The nuclear-powered icebreaker Arktika arrived on January 1 in the remote Russian town of Pevek, together with cargo vessels Inzhener Trubin and Yuri Arshenevsky and diesel-engined icebreaker Kapitan Dranitsyn.
It is the first time that the brand new Arktika has sailed across the eastern part of the Northern Sea Route. But it has not been an easy voyage for the potent vessel.
When the icebreaker two weeks ago sailed through the Vilkitsky Strait and into the Laptev Sea, there were three cargo ships in its wake. When it arrived in Pevek, only two were left.
The Polar King was abandoned en route, and is now drifting in an area north of the New Siberian Islands, shipping data show.
According to Rosatomflot, the Arktika is now on its way towards the Polar King and will subsequently escort it to Pevek.
The three cargo vessels all carry construction goods for the major Baimskaya copper mining project in the Chukotka Peninsula. The ships were originally to arrive in Pevek in November, but an early freeze in the far northern waters prevented them from reaching their destination. For several days, the carriers lied idle east of the Vilkitsky Strait waiting for icebreaker assistance. That never came and the ships ultimately had to return to Arkhangelsk.
The early arrival of winter spurred a highly complicated situation on the Northern Sea Route and in early November more than 20 vessels were stuck in the sea ice.
The complications with the sea ice stretched into the last days of the year.
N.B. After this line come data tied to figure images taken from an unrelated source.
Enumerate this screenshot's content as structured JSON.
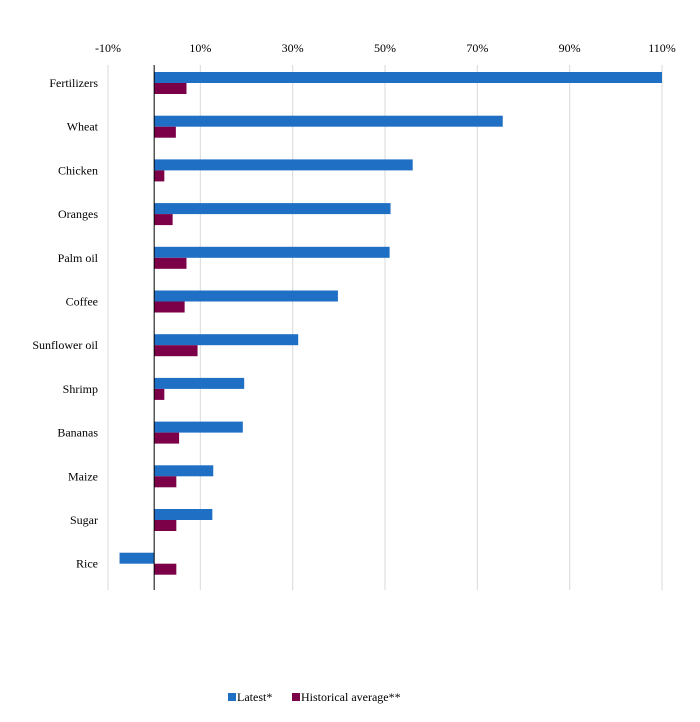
{
  "chart_data": {
    "type": "bar",
    "orientation": "horizontal",
    "title": "",
    "xlabel": "",
    "ylabel": "",
    "xlim": [
      -10,
      110
    ],
    "x_ticks": [
      -10,
      10,
      30,
      50,
      70,
      90,
      110
    ],
    "x_tick_labels": [
      "-10%",
      "10%",
      "30%",
      "50%",
      "70%",
      "90%",
      "110%"
    ],
    "x_axis_position": "top",
    "grid": "vertical",
    "legend_position": "bottom",
    "categories": [
      "Fertilizers",
      "Wheat",
      "Chicken",
      "Oranges",
      "Palm oil",
      "Coffee",
      "Sunflower oil",
      "Shrimp",
      "Bananas",
      "Maize",
      "Sugar",
      "Rice"
    ],
    "series": [
      {
        "name": "Latest*",
        "color": "#1f6fc5",
        "values": [
          110,
          75.5,
          56,
          51.2,
          51,
          39.8,
          31.2,
          19.5,
          19.2,
          12.8,
          12.6,
          -7.5
        ]
      },
      {
        "name": "Historical average**",
        "color": "#7b0047",
        "values": [
          7,
          4.7,
          2.2,
          4,
          7,
          6.6,
          9.4,
          2.2,
          5.4,
          4.8,
          4.8,
          4.8
        ]
      }
    ]
  }
}
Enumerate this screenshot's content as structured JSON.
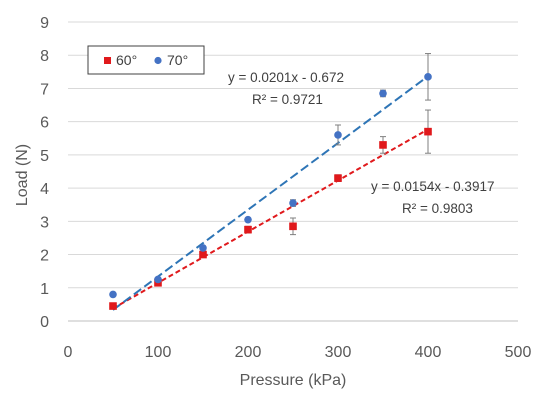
{
  "chart_data": {
    "type": "scatter",
    "xlabel": "Pressure (kPa)",
    "ylabel": "Load (N)",
    "xlim": [
      0,
      500
    ],
    "ylim": [
      0,
      9
    ],
    "xticks": [
      0,
      100,
      200,
      300,
      400,
      500
    ],
    "yticks": [
      0,
      1,
      2,
      3,
      4,
      5,
      6,
      7,
      8,
      9
    ],
    "grid": "horizontal",
    "legend": "top-left",
    "series": [
      {
        "name": "60°",
        "color": "#e0191c",
        "marker": "square",
        "x": [
          50,
          100,
          150,
          200,
          250,
          300,
          350,
          400
        ],
        "y": [
          0.45,
          1.15,
          2.0,
          2.75,
          2.85,
          4.3,
          5.3,
          5.7
        ],
        "err": [
          0.05,
          0.05,
          0.05,
          0.1,
          0.25,
          0.1,
          0.25,
          0.65
        ],
        "trend": {
          "slope": 0.0154,
          "intercept": -0.3917,
          "color": "#e0191c"
        },
        "equation": "y = 0.0154x - 0.3917",
        "r2": "R² = 0.9803"
      },
      {
        "name": "70°",
        "color": "#4472c4",
        "marker": "circle",
        "x": [
          50,
          100,
          150,
          200,
          250,
          300,
          350,
          400
        ],
        "y": [
          0.8,
          1.25,
          2.2,
          3.05,
          3.55,
          5.6,
          6.85,
          7.35
        ],
        "err": [
          0.05,
          0.05,
          0.05,
          0.05,
          0.1,
          0.3,
          0.1,
          0.7
        ],
        "trend": {
          "slope": 0.0201,
          "intercept": -0.672,
          "color": "#2e75b6"
        },
        "equation": "y = 0.0201x - 0.672",
        "r2": "R² = 0.9721"
      }
    ]
  }
}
The last commercial ship that transited on the route, the Pugnax, has spent almost two week longer time on the voyage than expected. According to data from MarineTraffic, the ship was to arrive in Murmansk already on December 27, but January 3 was still sailing in the northern part of the Kara Sea. The heavy loads vessel is escorted by nuclear-powered icebreaker Yamal.
The troubles on the route will be overcome as more icebreakers are built, Rosatom argues. The Arktika is the first is the lead ship of Project 22220 icebreakers, and will over the next years be followed by at least four sister ships.
According to the state company, the Arktika is meeting expectations.
“We are satisfied with the results of the east-bound passage,” says Mustafa Kashka, General Director of icebreaker base Atomflot.
“The vessel’s icebreaking capacity is in line with the project characteristics,” he adds in a comment.
Rosatom will now carefully study results from the voyage as it plans further operations. It is not clear whether the Arktika will be the icebreaker that escorts the three ships back to Arkhangelsk.
Sea ice conditions in Pevek can be extreme, and in the winter of 2017 three ships were ice-locked in the local bay for five months. Among those vessels were icebreaker Kapitan Dranitsyn.
The diesel-engined icebreaker will probably have great problems with breaking out of the area also this year unless a more powerful nuclear icebreaker comes to assistance. In the port of Pevek is moored also cargo ship Lev Yashin. That latter ship has already been ice-locked in the area for several weeks.
It is expected that the port workers of Pevek will need about 10 days to unload the newly arrived cargo vessels.